Roots store carbohydrates made in leaves as starch. This stored energy can be used for their growth or redistributed through the plant later. In order for stored starch to be used, it must be converted back to glucose (by enzymes) and then broken down through chemical respiration. These processes take oxygen which is limited in soil as a function of depth. The deeper you go the less oxygen. This is why trees and most plants have roots in the upper foot or so of soil. This upper foot of soil is sensitive and fragile.
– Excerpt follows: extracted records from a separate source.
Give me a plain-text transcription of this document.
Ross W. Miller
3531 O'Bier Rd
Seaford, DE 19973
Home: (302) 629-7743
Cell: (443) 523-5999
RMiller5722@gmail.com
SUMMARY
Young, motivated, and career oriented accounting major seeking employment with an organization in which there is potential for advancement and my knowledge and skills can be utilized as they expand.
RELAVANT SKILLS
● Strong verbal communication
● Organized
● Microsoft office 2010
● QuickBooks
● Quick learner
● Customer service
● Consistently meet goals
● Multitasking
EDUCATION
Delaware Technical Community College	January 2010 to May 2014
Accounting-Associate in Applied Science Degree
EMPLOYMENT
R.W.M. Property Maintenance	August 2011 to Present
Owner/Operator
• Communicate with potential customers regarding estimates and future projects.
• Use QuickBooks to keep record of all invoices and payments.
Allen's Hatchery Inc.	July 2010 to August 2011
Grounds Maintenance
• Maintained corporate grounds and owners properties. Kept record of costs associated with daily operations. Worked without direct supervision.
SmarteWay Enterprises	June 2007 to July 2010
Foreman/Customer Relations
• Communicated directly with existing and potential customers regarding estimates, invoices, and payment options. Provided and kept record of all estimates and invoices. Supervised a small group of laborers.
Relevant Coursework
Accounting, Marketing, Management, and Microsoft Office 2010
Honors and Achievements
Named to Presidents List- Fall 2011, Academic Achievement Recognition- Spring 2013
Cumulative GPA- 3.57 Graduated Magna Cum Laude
It can be compacted by foot traffic or equipment and lose oxygen content. Weed barriers, fabrics, and sheet mulching deprive soil of gas exchange, and the amount of carbon dioxide increases at the expense of oxygen under these barriers. Too much water can fill soil pore spaces causing saturation that usually contain oxygen and decrease the amount of available oxygen since it does not dissolve well in water. All of this also applies to the soil microbial communities which also require oxygen to grow and thrive.
So how do we respect Radix and all the other hard working roots? Promote soil health by avoiding tillage and cultivation. Use Mulches made from fresh tree trimming chips, avoid compacting soils with machinery, and do not shock soils with excessive application of manure, fertilizer, or water which can perturb the microbiology of a soil. I also suggest you learn to admire roots for all that they do for plants in your garden. Check in with Radix every now and then by digging down and looking at root systems. See if they are growing. Try to learn the seasonality of peak root growth so that you avoid practices that may harm roots during their critical growth periods. Be alert to the symptoms of root rot on garden plants especially at the tops of plants such as leaf drop, shoot dieback and wilting.